L’Île des esclaves de Marivaux, mise en scène de Gérold Schumann

 

L’Île des esclaves de Marivaux, mise en scène de Gérold Schumann

 
CHO13007-bis« Je veux être un homme de bien, dit Arlequin, n’est-ce pas un beau projet? » Dans une Grèce  fantaisiste, un naufrage jette à la côte Iphicrate et son serviteur Arlequin,  mais aussi et de leur côté, Euphrosine et sa suivante Cléanthis. La côte de lÎle des esclaves est redoutée des patrons et consolante pour leurs serviteurs. Ce petit bijou, disait Beaumarchais, est l’une des pièces de Marivaux les plus souvent jouées mais pas aussi simple qu’elle en a l’air…

Ici, l’échange de conditions entre maîtres et valets n’est pas un jeu d’intrigue mais le fond de l’affaire. Cette île, aux mains d’esclaves révoltés qui se sont libérés eux-mêmes,  ressemblerait, pour les maîtres qui ont la malchance d’y avoir été jetés, à une sorte de centre de rééducation (maoïste?). «Vous êtes moins nos esclaves, que nos malades, dit le grand arbitre Trivelin et nous ne prenons que trois ans pour vous rendre sains, c’est-à-dire humains, raisonnables et généreux pour toute votre vie. »
 
Faux projet utopiste et vrai projet humaniste, Marivaux ne se fait pas d’illusions: la distinction entre classes sociales est solide et l’exploitation de l’homme par l’homme, encore plus. Au moins, faut-il y mettre de l’humanité. Sénèque, déjà, rappelait qu’esclave ou maître, un homme est toujours un homme (et une femme, créature légèrement plus fragile…). Trivelin, lui, exhorte les anciens serviteurs à se montrer plus généreux que leurs anciens maîtres…
Tout cela finira, chacun étant revenu à sa place, dans l’attendrissement des bonnes résolutions. Gérold Shumann accentue l’aspect expérimental de la pièce, en plaçant les quatre cobayes sur un podium circulaire avec une trappe, commode pour les entrées et sorties. Trivelin surveille, commente et s’efface à l’occasion puis revient juger et donner son absolution: Marc-Henri Boisse exerce cette  autorité avec une discrète jubilation et sérénité. Anne-Sophie Bailly, Vincent Bernard, David Delaloy et Claire Cahen en Cléanthis futée, sexy et insolente (mention spéciale).  Cette bande des quatre fait preuve de toute la vitalité et de l’humour nécessaires…
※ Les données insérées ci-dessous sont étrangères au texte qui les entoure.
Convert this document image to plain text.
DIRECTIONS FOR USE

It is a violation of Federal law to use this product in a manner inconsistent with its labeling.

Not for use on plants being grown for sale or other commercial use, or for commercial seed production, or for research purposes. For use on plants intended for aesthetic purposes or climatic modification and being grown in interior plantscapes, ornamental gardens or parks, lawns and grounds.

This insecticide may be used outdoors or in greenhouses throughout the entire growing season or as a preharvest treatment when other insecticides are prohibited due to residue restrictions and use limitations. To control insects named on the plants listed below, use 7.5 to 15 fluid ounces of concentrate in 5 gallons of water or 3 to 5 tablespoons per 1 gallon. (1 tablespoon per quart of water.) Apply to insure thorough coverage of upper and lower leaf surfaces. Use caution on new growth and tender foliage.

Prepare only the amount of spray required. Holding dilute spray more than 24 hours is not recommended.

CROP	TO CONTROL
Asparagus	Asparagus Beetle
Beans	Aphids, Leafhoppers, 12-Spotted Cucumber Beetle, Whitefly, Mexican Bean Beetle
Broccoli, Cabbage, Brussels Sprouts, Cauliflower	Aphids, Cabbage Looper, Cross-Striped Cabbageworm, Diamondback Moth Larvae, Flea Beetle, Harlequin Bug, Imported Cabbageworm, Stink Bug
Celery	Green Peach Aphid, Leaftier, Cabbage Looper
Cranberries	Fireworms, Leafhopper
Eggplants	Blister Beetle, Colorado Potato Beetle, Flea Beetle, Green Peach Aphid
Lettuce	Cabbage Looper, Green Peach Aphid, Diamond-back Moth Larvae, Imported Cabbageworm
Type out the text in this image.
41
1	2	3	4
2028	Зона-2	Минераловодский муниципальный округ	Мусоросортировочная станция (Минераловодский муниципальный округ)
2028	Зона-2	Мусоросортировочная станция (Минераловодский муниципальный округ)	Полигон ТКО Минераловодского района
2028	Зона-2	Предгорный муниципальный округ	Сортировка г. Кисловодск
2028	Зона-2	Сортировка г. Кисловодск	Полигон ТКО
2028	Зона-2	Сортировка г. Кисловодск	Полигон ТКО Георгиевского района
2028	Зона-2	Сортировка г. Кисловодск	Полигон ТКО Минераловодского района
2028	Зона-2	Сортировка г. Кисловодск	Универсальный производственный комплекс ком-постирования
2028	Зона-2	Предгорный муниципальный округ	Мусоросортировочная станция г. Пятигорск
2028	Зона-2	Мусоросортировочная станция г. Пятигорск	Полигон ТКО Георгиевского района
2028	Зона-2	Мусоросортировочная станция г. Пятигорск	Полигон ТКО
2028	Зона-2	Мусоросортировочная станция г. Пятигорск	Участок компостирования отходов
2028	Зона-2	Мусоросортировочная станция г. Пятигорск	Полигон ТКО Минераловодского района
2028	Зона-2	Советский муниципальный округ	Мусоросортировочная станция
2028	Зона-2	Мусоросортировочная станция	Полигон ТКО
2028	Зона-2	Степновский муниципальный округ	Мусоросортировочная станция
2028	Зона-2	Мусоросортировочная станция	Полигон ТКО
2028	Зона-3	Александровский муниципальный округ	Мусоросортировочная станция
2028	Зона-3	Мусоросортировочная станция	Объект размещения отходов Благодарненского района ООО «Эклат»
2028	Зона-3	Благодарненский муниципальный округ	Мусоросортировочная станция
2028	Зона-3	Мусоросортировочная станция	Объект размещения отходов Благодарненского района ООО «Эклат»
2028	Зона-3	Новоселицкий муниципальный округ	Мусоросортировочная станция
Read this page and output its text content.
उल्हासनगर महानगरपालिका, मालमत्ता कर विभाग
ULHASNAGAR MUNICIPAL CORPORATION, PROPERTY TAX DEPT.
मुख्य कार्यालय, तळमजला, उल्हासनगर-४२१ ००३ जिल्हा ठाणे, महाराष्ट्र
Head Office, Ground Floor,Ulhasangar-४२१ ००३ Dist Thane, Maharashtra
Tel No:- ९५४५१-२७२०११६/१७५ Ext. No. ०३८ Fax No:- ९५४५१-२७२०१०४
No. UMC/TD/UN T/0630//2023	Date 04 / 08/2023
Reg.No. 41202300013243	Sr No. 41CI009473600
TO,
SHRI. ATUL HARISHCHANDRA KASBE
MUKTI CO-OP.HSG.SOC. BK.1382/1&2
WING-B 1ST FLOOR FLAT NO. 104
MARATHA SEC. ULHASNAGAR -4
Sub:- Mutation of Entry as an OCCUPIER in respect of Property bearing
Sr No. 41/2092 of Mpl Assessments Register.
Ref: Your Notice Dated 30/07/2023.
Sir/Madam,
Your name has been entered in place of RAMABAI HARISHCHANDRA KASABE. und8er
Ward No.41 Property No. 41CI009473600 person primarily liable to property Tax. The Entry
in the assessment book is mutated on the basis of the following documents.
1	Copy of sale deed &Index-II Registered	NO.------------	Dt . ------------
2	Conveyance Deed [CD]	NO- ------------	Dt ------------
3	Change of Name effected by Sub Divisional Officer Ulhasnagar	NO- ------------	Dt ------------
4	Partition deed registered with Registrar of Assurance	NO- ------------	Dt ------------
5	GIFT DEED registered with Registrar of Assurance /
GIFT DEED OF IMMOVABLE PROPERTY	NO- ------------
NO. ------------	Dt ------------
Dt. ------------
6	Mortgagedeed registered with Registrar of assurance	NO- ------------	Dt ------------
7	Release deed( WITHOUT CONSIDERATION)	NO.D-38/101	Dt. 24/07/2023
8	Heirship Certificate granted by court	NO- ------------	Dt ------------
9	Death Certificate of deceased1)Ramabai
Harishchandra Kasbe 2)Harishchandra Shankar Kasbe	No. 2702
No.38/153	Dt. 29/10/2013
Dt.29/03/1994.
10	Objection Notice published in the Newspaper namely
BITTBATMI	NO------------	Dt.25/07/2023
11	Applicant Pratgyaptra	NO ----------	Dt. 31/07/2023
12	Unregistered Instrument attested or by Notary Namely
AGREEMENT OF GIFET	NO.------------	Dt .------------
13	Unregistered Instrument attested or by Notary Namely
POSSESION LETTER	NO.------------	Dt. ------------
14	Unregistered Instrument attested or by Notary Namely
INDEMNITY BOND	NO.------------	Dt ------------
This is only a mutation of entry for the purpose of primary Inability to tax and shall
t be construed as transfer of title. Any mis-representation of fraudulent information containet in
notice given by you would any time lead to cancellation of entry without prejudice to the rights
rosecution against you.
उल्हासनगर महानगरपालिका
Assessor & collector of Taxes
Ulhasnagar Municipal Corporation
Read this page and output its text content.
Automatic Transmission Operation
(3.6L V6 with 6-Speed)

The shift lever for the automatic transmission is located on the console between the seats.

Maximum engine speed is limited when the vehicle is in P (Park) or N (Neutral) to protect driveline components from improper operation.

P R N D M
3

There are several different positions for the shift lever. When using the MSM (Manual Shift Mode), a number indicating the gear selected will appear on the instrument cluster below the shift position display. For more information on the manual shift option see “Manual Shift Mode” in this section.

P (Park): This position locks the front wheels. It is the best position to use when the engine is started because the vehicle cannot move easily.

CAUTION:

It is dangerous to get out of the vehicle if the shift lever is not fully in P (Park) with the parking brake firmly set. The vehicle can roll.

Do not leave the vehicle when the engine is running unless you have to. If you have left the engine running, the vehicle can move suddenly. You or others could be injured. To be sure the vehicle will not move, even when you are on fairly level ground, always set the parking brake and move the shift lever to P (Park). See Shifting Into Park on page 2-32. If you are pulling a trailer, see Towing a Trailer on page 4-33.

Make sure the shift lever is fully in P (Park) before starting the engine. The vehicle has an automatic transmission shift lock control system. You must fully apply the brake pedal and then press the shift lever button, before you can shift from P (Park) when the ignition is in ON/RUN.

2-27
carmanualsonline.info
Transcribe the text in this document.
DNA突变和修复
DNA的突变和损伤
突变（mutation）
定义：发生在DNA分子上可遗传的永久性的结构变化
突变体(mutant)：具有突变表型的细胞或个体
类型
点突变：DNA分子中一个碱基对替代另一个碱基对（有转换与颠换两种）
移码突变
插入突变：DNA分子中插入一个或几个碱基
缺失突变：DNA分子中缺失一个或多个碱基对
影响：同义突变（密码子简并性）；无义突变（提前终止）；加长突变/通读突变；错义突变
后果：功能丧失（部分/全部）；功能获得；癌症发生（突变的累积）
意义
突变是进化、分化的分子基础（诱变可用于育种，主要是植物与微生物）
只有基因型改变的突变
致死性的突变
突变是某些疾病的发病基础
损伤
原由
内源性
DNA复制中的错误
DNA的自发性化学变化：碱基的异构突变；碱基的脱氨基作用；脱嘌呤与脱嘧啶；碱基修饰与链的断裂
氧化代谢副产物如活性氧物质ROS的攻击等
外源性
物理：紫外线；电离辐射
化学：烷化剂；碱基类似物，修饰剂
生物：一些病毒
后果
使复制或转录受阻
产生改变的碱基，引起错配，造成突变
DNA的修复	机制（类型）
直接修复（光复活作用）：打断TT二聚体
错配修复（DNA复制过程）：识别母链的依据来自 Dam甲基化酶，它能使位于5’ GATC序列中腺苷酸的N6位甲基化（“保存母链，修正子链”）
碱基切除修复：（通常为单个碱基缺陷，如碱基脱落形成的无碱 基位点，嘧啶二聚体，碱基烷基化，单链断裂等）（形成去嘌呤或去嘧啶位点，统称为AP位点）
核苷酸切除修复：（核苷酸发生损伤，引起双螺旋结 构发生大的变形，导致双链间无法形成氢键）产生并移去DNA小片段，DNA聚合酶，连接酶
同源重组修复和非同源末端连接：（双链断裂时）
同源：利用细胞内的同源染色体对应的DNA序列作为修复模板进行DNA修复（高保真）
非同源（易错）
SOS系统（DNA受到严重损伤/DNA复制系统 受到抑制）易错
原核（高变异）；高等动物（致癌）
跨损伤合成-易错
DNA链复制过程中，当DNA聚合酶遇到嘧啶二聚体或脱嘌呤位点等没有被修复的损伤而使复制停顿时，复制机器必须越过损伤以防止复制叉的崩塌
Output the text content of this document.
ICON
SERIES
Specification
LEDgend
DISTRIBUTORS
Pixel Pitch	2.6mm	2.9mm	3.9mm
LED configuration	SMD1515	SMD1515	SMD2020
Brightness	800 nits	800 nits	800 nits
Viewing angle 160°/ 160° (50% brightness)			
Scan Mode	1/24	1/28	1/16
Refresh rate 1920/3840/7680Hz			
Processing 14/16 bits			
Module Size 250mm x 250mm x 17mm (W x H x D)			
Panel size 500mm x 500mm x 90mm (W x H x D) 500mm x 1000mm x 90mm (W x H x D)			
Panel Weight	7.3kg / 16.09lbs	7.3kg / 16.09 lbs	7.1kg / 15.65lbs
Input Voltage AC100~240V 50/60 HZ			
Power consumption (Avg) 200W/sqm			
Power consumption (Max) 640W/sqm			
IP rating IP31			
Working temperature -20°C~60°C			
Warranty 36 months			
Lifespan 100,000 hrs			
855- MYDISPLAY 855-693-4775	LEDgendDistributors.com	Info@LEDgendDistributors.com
Cela serait un charmant divertissement sans la vision pessimiste qui assombrit heureusement la fin. Même si tout a été résolu et si une harmonie rousseauiste règne entre les serviteurs et leurs maîtres auxquels Trivelin a accordé ce qu’ils désiraient le plus, un bateau pour retourner à Athènes. Mais le vent se lève et une tempête s’annonce…

Christine Friedel

Spectacle vu au Théâtre du Figuier blanc à Argenteuil (Val-d’Oise), dans le cadre du festival Théâtral du Val d’Oise. En tournée, puis au festival off d’Avignon.